# Using firewalld in Gentoo...

## The_Great_Sephiroth

I have decided to install firewalld to take advantage of firewall zones in Network Manager. Installing was a breeze and I also chose to use the 'gui' USE flag so I have a graphical way to configure the zones. However, I have a question about the "iptables" and "ip6tables" services. I am assuming I should disable them when I enable the firewalld daemon. Is this correct? They bring up my current rules, which I wrote by hand, but I need to change when I am at some locations, which requires me to input rules by hand in a terminal. You know, things like allowing Samba access on my office or home networks.

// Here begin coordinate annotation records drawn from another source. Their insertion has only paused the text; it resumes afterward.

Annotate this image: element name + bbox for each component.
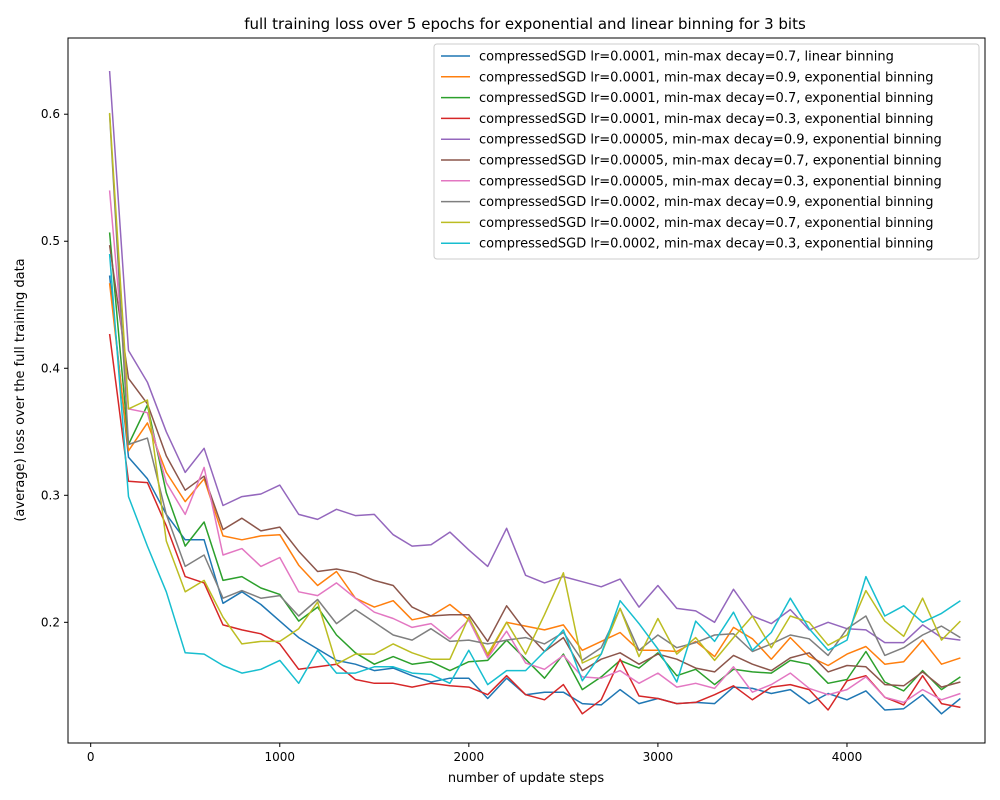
series-line-8 bbox=[108, 114, 961, 662]
x-tick-label: 1000 bbox=[264, 750, 295, 764]
legend-label-4: compressedSGD lr=0.0001, min-max decay=0… bbox=[479, 112, 934, 127]
series-line-3 bbox=[108, 232, 961, 692]
x-axis: 0 1000 2000 3000 4000 bbox=[87, 743, 862, 764]
legend: compressedSGD lr=0.0001, min-max decay=0… bbox=[433, 43, 980, 260]
y-axis-label: (average) loss over the full training da… bbox=[13, 258, 28, 521]
x-tick-label: 0 bbox=[87, 750, 95, 764]
legend-box bbox=[433, 43, 980, 260]
x-tick-label: 4000 bbox=[832, 750, 863, 764]
series-line-9 bbox=[108, 112, 961, 665]
x-tick-label: 2000 bbox=[454, 750, 485, 764]
y-tick-label: 0.6 bbox=[41, 107, 60, 121]
plot-area-frame bbox=[67, 37, 986, 744]
legend-label-2: compressedSGD lr=0.0001, min-max decay=0… bbox=[479, 70, 934, 85]
y-axis: 0.2 0.3 0.4 0.5 0.6 bbox=[41, 107, 68, 629]
series-line-6 bbox=[108, 244, 961, 688]
legend-label-10: compressedSGD lr=0.0002, min-max decay=0… bbox=[479, 237, 934, 252]
x-tick-label: 3000 bbox=[643, 750, 674, 764]
series-line-4 bbox=[108, 333, 961, 715]
y-tick-label: 0.2 bbox=[41, 615, 60, 629]
legend-label-6: compressedSGD lr=0.00005, min-max decay=… bbox=[479, 154, 942, 169]
series-line-5 bbox=[108, 70, 961, 644]
chart-title: full training loss over 5 epochs for exp… bbox=[244, 15, 806, 33]
plot-lines bbox=[108, 70, 961, 715]
legend-label-5: compressedSGD lr=0.00005, min-max decay=… bbox=[479, 133, 942, 148]
y-tick-label: 0.5 bbox=[41, 234, 60, 248]
x-axis-label: number of update steps bbox=[448, 771, 605, 786]
y-tick-label: 0.4 bbox=[41, 361, 60, 375]
legend-label-8: compressedSGD lr=0.0002, min-max decay=0… bbox=[479, 195, 934, 210]
series-line-1 bbox=[108, 275, 961, 715]
y-tick-label: 0.3 bbox=[41, 488, 60, 502]
legend-label-1: compressedSGD lr=0.0001, min-max decay=0… bbox=[479, 50, 894, 65]
series-line-7 bbox=[108, 190, 961, 704]
legend-label-9: compressedSGD lr=0.0002, min-max decay=0… bbox=[479, 216, 934, 231]
series-line-2 bbox=[108, 283, 961, 667]
legend-label-3: compressedSGD lr=0.0001, min-max decay=0… bbox=[479, 91, 934, 106]
series-line-10 bbox=[108, 253, 961, 686]
legend-label-7: compressedSGD lr=0.00005, min-max decay=… bbox=[479, 174, 942, 189]
legend-items: compressedSGD lr=0.0001, min-max decay=0… bbox=[441, 50, 942, 252]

So is this as simple as removing the iptabels and ip6tables daemons from startup and adding the firewalld daemon?

----------

## The_Great_Sephiroth

Anybody? I am guessing nobody has experience, or much experience with firewalld. If it uses iptables for firewalling then I assume I need to disable the old scripts and use it alone. If it does its own thing, what then?

----------

## cboldt

I've not used firewalld, but as you surmise, if it is managing the network with  iptables, then you should not fire up iptables via /etc/init.d/iptables (or any other firewall manager that uses iptables, e.g., ipkungfu, etc.)

I'd just confirm that firewalld is indeed using iptables, buy starting firewalld, then running `iptables-save` or `iptables -nL` to see that it has installed iptables rules.

As for any particular rules that you want to have, it's a question of figuring how to invoke those depending on the overall iptables manager, in the new case, firewalld.

----------

## musv

Not sure about Gentoo. I had to use it widely in RHEL and CentOS. 

AFAIK the iptables service does not do anything else than loading a file with saved rules. 

Firewalld should respect those rules and include them into its own interface. Firewalld is just a kind of frontend for iptables, ip6tables and ebtables. At least as I understood the concept behind firewalld, you should keep the iptables service enabled.

If you want to change your configuration on base of zones, you should first remove the relevant parts of your iptables save file.

----------

## The_Great_Sephiroth

I was correct. I disabled the iptables and ip6tables services and enable the firewalld service. The GUI makes configuration of the zones a breeze, and then I select a zone for each wired and wireless connection, and I am golden. Thanks for the help.

----------